Ровно тогда же, когда кембриджские демографы завершали свой анализ демографических тенденций в Англии раннего Нового времени, Джек Голдстоун, как мы узнали из предыдущей главы, столкнулся с первым препятствием в своем стремлении разработать демографическо-структурную теорию революций и восстаний. После провальной попытки защитить диссертацию, в ходе которой профессура без колебаний отвергла его исходный амбициозный проект, Голдстоун заперся в квартире, желая, что называется, зализать раны и решить, как быть дальше.
Благодаря работе Кембриджской группы, с которой Голдстоун был знаком, он чувствовал потенциал изучения данных о динамике населения (это ключевой фактор его теории) – по крайней мере, для одного из случаев, для английской революции 1640 года. В частности, демографические данные Кембриджской группы подтверждали, что население Англии быстро увеличивалось до 1640 года, а затем стало сокращаться. Еще имелись достоверные данные о заработной плате тех лет, мобильности элиты и королевских финансах. Тенденции, проистекавшие из этих данных, полностью соответствовали теории Голдстоуна. Последний в итоге ужал размах своего исследования и сосредоточился на Англии раннего Нового времени; это менее амбициозное начинание не встретило отторжения у профессуры. Решающую роль сыграло наличие большого количества качественных данных об Англии раннего Нового времени.
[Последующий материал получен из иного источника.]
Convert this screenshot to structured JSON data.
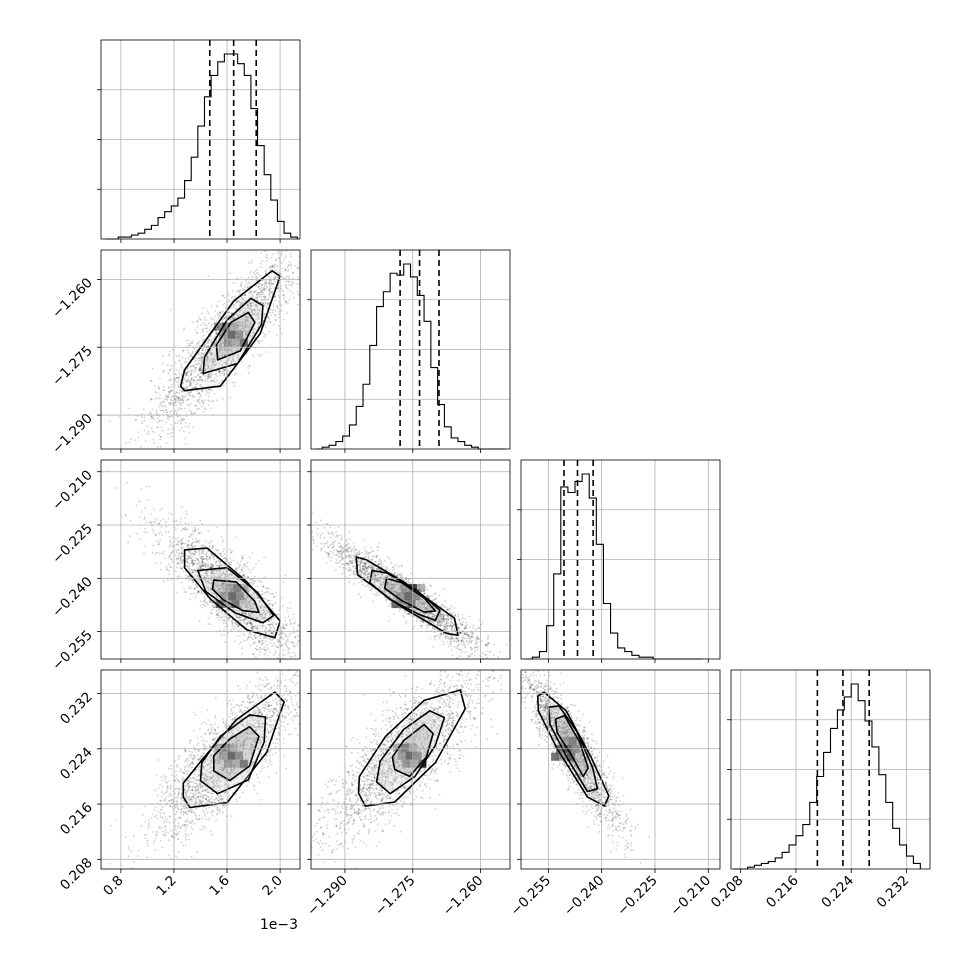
{
  "chart_data": {
    "type": "corner",
    "params": [
      {
        "range": [
          0.00065,
          0.00215
        ],
        "ticks": [
          0.8,
          1.2,
          1.6,
          2.0
        ],
        "tick_labels": [
          "0.8",
          "1.2",
          "1.6",
          "2.0"
        ],
        "offset_label": "1e−3",
        "tick_scale": 0.001,
        "quantiles": [
          0.00147,
          0.00165,
          0.00182
        ]
      },
      {
        "range": [
          -1.2975,
          -1.2535
        ],
        "ticks": [
          -1.29,
          -1.275,
          -1.26
        ],
        "tick_labels": [
          "−1.290",
          "−1.275",
          "−1.260"
        ],
        "quantiles": [
          -1.2778,
          -1.2735,
          -1.2692
        ]
      },
      {
        "range": [
          -0.2627,
          -0.2067
        ],
        "ticks": [
          -0.255,
          -0.24,
          -0.225,
          -0.21
        ],
        "tick_labels": [
          "−0.255",
          "−0.240",
          "−0.225",
          "−0.210"
        ],
        "quantiles": [
          -0.2506,
          -0.2468,
          -0.2424
        ]
      },
      {
        "range": [
          0.2066,
          0.2354
        ],
        "ticks": [
          0.208,
          0.216,
          0.224,
          0.232
        ],
        "tick_labels": [
          "0.208",
          "0.216",
          "0.224",
          "0.232"
        ],
        "quantiles": [
          0.2191,
          0.2228,
          0.2266
        ]
      }
    ],
    "histograms": [
      {
        "bins": [
          0.00068,
          0.00073,
          0.00078,
          0.00083,
          0.00088,
          0.00093,
          0.00098,
          0.00103,
          0.00108,
          0.00113,
          0.00118,
          0.00123,
          0.00128,
          0.00133,
          0.00138,
          0.00143,
          0.00148,
          0.00153,
          0.00158,
          0.00163,
          0.00168,
          0.00173,
          0.00178,
          0.00183,
          0.00188,
          0.00193,
          0.00198,
          0.00203,
          0.00208,
          0.00213
        ],
        "counts": [
          0,
          0,
          1,
          1,
          2,
          3,
          5,
          7,
          11,
          14,
          17,
          21,
          30,
          42,
          58,
          73,
          84,
          91,
          95,
          95,
          90,
          84,
          67,
          48,
          33,
          20,
          9,
          3,
          1
        ]
      },
      {
        "bins": [
          -1.2965,
          -1.295,
          -1.2935,
          -1.292,
          -1.2905,
          -1.289,
          -1.2875,
          -1.286,
          -1.2845,
          -1.283,
          -1.2815,
          -1.28,
          -1.2785,
          -1.277,
          -1.2755,
          -1.274,
          -1.2725,
          -1.271,
          -1.2695,
          -1.268,
          -1.2665,
          -1.265,
          -1.2635,
          -1.262,
          -1.2605,
          -1.259,
          -1.2575,
          -1.256,
          -1.2545
        ],
        "counts": [
          0,
          1,
          2,
          4,
          7,
          13,
          23,
          35,
          56,
          77,
          85,
          95,
          94,
          100,
          93,
          83,
          69,
          44,
          24,
          12,
          6,
          4,
          2,
          1,
          0,
          0,
          0,
          0
        ]
      },
      {
        "bins": [
          -0.2615,
          -0.2595,
          -0.2575,
          -0.2555,
          -0.2535,
          -0.2515,
          -0.2495,
          -0.2475,
          -0.2455,
          -0.2435,
          -0.2415,
          -0.2395,
          -0.2375,
          -0.2355,
          -0.2335,
          -0.2315,
          -0.2295,
          -0.2275,
          -0.2255,
          -0.2235,
          -0.2215,
          -0.2195,
          -0.2175,
          -0.2155,
          -0.2135,
          -0.2115
        ],
        "counts": [
          0,
          1,
          4,
          18,
          46,
          93,
          90,
          96,
          100,
          87,
          62,
          30,
          14,
          6,
          4,
          2,
          1,
          1,
          0,
          0,
          0,
          0,
          0,
          0,
          0
        ]
      },
      {
        "bins": [
          0.207,
          0.208,
          0.209,
          0.21,
          0.211,
          0.212,
          0.213,
          0.214,
          0.215,
          0.216,
          0.217,
          0.218,
          0.219,
          0.22,
          0.221,
          0.222,
          0.223,
          0.224,
          0.225,
          0.226,
          0.227,
          0.228,
          0.229,
          0.23,
          0.231,
          0.232,
          0.233,
          0.234
        ],
        "counts": [
          0,
          0,
          1,
          2,
          3,
          4,
          6,
          9,
          13,
          18,
          24,
          36,
          50,
          63,
          76,
          86,
          93,
          100,
          91,
          80,
          66,
          51,
          36,
          22,
          13,
          7,
          3
        ]
      }
    ],
    "contours": [
      {
        "row": 1,
        "col": 0,
        "ellipses": [
          {
            "points": [
              [
                0.00128,
                -1.2846
              ],
              [
                0.00155,
                -1.2836
              ],
              [
                0.00185,
                -1.272
              ],
              [
                0.002,
                -1.2593
              ],
              [
                0.00194,
                -1.2581
              ],
              [
                0.00165,
                -1.2648
              ],
              [
                0.00128,
                -1.28
              ],
              [
                0.00125,
                -1.2836
              ]
            ]
          },
          {
            "points": [
              [
                0.00142,
                -1.2808
              ],
              [
                0.00168,
                -1.2786
              ],
              [
                0.00186,
                -1.27
              ],
              [
                0.00187,
                -1.2658
              ],
              [
                0.00178,
                -1.2642
              ],
              [
                0.0016,
                -1.269
              ],
              [
                0.00143,
                -1.2772
              ]
            ]
          },
          {
            "points": [
              [
                0.00153,
                -1.2778
              ],
              [
                0.0017,
                -1.2758
              ],
              [
                0.00181,
                -1.2695
              ],
              [
                0.00176,
                -1.2673
              ],
              [
                0.00163,
                -1.2695
              ],
              [
                0.00152,
                -1.2745
              ]
            ]
          }
        ]
      },
      {
        "row": 2,
        "col": 0,
        "ellipses": [
          {
            "points": [
              [
                0.00128,
                -0.232
              ],
              [
                0.00145,
                -0.2315
              ],
              [
                0.00175,
                -0.241
              ],
              [
                0.002,
                -0.252
              ],
              [
                0.00196,
                -0.2567
              ],
              [
                0.00175,
                -0.2545
              ],
              [
                0.00148,
                -0.246
              ],
              [
                0.00128,
                -0.237
              ]
            ]
          },
          {
            "points": [
              [
                0.00138,
                -0.2378
              ],
              [
                0.0016,
                -0.237
              ],
              [
                0.00183,
                -0.244
              ],
              [
                0.00195,
                -0.2505
              ],
              [
                0.00187,
                -0.2525
              ],
              [
                0.00166,
                -0.2497
              ],
              [
                0.00144,
                -0.2437
              ]
            ]
          },
          {
            "points": [
              [
                0.0015,
                -0.2405
              ],
              [
                0.00167,
                -0.241
              ],
              [
                0.00181,
                -0.2465
              ],
              [
                0.00184,
                -0.2496
              ],
              [
                0.00172,
                -0.2491
              ],
              [
                0.00157,
                -0.246
              ],
              [
                0.00149,
                -0.243
              ]
            ]
          }
        ]
      },
      {
        "row": 2,
        "col": 1,
        "ellipses": [
          {
            "points": [
              [
                -1.2875,
                -0.234
              ],
              [
                -1.2852,
                -0.2348
              ],
              [
                -1.277,
                -0.241
              ],
              [
                -1.2658,
                -0.2512
              ],
              [
                -1.265,
                -0.256
              ],
              [
                -1.2675,
                -0.2555
              ],
              [
                -1.2775,
                -0.248
              ],
              [
                -1.2872,
                -0.239
              ]
            ]
          },
          {
            "points": [
              [
                -1.284,
                -0.2378
              ],
              [
                -1.2807,
                -0.2385
              ],
              [
                -1.274,
                -0.2435
              ],
              [
                -1.269,
                -0.249
              ],
              [
                -1.27,
                -0.2518
              ],
              [
                -1.2735,
                -0.2502
              ],
              [
                -1.28,
                -0.246
              ],
              [
                -1.2845,
                -0.2412
              ]
            ]
          },
          {
            "points": [
              [
                -1.2808,
                -0.24
              ],
              [
                -1.2775,
                -0.2412
              ],
              [
                -1.2725,
                -0.2455
              ],
              [
                -1.27,
                -0.2492
              ],
              [
                -1.2725,
                -0.2495
              ],
              [
                -1.2775,
                -0.2462
              ],
              [
                -1.2812,
                -0.2428
              ]
            ]
          }
        ]
      },
      {
        "row": 3,
        "col": 0,
        "ellipses": [
          {
            "points": [
              [
                0.00127,
                0.217
              ],
              [
                0.00132,
                0.2155
              ],
              [
                0.0016,
                0.2162
              ],
              [
                0.0019,
                0.2235
              ],
              [
                0.00203,
                0.2308
              ],
              [
                0.00196,
                0.2322
              ],
              [
                0.00167,
                0.2282
              ],
              [
                0.00142,
                0.2226
              ],
              [
                0.00127,
                0.219
              ]
            ]
          },
          {
            "points": [
              [
                0.0014,
                0.2194
              ],
              [
                0.00153,
                0.2175
              ],
              [
                0.00176,
                0.2195
              ],
              [
                0.00188,
                0.225
              ],
              [
                0.00189,
                0.2286
              ],
              [
                0.00177,
                0.2289
              ],
              [
                0.00155,
                0.2258
              ],
              [
                0.00141,
                0.222
              ]
            ]
          },
          {
            "points": [
              [
                0.0015,
                0.2208
              ],
              [
                0.00162,
                0.2194
              ],
              [
                0.00177,
                0.2215
              ],
              [
                0.00184,
                0.2258
              ],
              [
                0.00177,
                0.2272
              ],
              [
                0.00162,
                0.2254
              ],
              [
                0.0015,
                0.223
              ]
            ]
          }
        ]
      },
      {
        "row": 3,
        "col": 1,
        "ellipses": [
          {
            "points": [
              [
                -1.287,
                0.2176
              ],
              [
                -1.2855,
                0.2157
              ],
              [
                -1.279,
                0.2163
              ],
              [
                -1.27,
                0.222
              ],
              [
                -1.2634,
                0.2298
              ],
              [
                -1.2645,
                0.2325
              ],
              [
                -1.2725,
                0.231
              ],
              [
                -1.281,
                0.2258
              ],
              [
                -1.2868,
                0.22
              ]
            ]
          },
          {
            "points": [
              [
                -1.283,
                0.2192
              ],
              [
                -1.28,
                0.2175
              ],
              [
                -1.2745,
                0.22
              ],
              [
                -1.27,
                0.2245
              ],
              [
                -1.268,
                0.2285
              ],
              [
                -1.2712,
                0.2295
              ],
              [
                -1.277,
                0.2268
              ],
              [
                -1.2822,
                0.2222
              ]
            ]
          },
          {
            "points": [
              [
                -1.279,
                0.221
              ],
              [
                -1.2757,
                0.22
              ],
              [
                -1.272,
                0.2228
              ],
              [
                -1.2705,
                0.2262
              ],
              [
                -1.2725,
                0.2275
              ],
              [
                -1.277,
                0.2252
              ],
              [
                -1.2795,
                0.2228
              ]
            ]
          }
        ]
      },
      {
        "row": 3,
        "col": 2,
        "ellipses": [
          {
            "points": [
              [
                -0.258,
                0.2316
              ],
              [
                -0.2562,
                0.2322
              ],
              [
                -0.25,
                0.2295
              ],
              [
                -0.243,
                0.2228
              ],
              [
                -0.238,
                0.2172
              ],
              [
                -0.2392,
                0.2157
              ],
              [
                -0.244,
                0.217
              ],
              [
                -0.2525,
                0.224
              ],
              [
                -0.2578,
                0.2295
              ]
            ]
          },
          {
            "points": [
              [
                -0.255,
                0.23
              ],
              [
                -0.252,
                0.2302
              ],
              [
                -0.247,
                0.2265
              ],
              [
                -0.2425,
                0.2212
              ],
              [
                -0.2412,
                0.2182
              ],
              [
                -0.244,
                0.2178
              ],
              [
                -0.2495,
                0.2225
              ],
              [
                -0.2545,
                0.2275
              ]
            ]
          },
          {
            "points": [
              [
                -0.253,
                0.2283
              ],
              [
                -0.2505,
                0.2288
              ],
              [
                -0.2462,
                0.225
              ],
              [
                -0.2438,
                0.2212
              ],
              [
                -0.2452,
                0.22
              ],
              [
                -0.249,
                0.2235
              ],
              [
                -0.2525,
                0.2263
              ]
            ]
          }
        ]
      }
    ],
    "hist2d_peaks": [
      {
        "row": 1,
        "col": 0,
        "center": [
          0.00163,
          -1.2722
        ]
      },
      {
        "row": 2,
        "col": 0,
        "center": [
          0.00164,
          -0.245
        ]
      },
      {
        "row": 2,
        "col": 1,
        "center": [
          -1.276,
          -0.245
        ]
      },
      {
        "row": 3,
        "col": 0,
        "center": [
          0.00163,
          0.223
        ]
      },
      {
        "row": 3,
        "col": 1,
        "center": [
          -1.2757,
          0.223
        ]
      },
      {
        "row": 3,
        "col": 2,
        "center": [
          -0.2495,
          0.224
        ]
      }
    ],
    "grid": true,
    "title": "",
    "xlabel": "",
    "ylabel": ""
  },
  "colors": {
    "line": "#000000",
    "grid": "#b0b0b0",
    "points": "#000000",
    "hist2d_dark": "#000000"
  }
}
Революция персональных компьютеров
В 1981 году произошло и другое, казалось бы, стороннее событие – появление IBM PC, первого по-настоящему массового компьютера. Напомню, что данные, которые Голдстоун использовал в своей докторской диссертации, были результатом невероятно трудоемких исследований. Постепенно компьютерные мощности и хранилища произвели революцию в науках о данных, началась эра больших данных. Историки опоздали на этот праздник, но постепенно все же осознали возможности – и сделались восторженными, так сказать, потребителями. Цифровая история сегодня вполне устоявшаяся дисциплина с академическими журналами и собственными факультетами в ряде университетов.
Проект Seshat
В отличие от Голдстоуна, я решил стать клиодинамиком после того, как уже сделал успешную карьеру биолога-теоретика. Я занимал постоянную должность в хорошем университете и потому мог позволить себе рискованную смену сферы деятельности. В моей предыдущей области, динамике популяций, я уже столкнулся с сопротивлением математическим моделям со стороны биологов-эмпириков, которые уделяли особое внимание изучению организмов в полевых условиях. Но я и другие мои коллеги (математики-экологи) учились убеждать эмпириков в ценности математических моделей. Мы указывали, например, на пользу таких моделей популяционной экологии, как уравнения Лотки – Вольтерры для описания циклов «хищник – жертва». До появления этой модели (Альфред Лотка предложил ее в 1925 году, а Вито Вольтерра – в 1926 году: это очередной образчик одновременного научного прорыва) экологи безуспешно пытались понять, почему популяции многих животных – например, норвежские лемминги – переживают повторяющиеся циклы подъема и спада численности. Они предполагали, что всему виной климатические колебания, но метеорологические записи не подтверждали этот вывод. Идея о том, что популяционное взаимодействие между хищниками и жертвами может генерировать циклы «эндогенно», без воздействия внешних или экзогенных факторов, стала огромным сюрпризом. Как я уже упоминал в связи с квадратичным законом Ланчестера, одно из достоинств математики заключается в том, что она способна предоставить чисто логическое понимание проблемы или головоломки, которую мы пытаемся решить. Математические уравнения, а в последнее время и компьютерные модели – прекрасная опора для ума.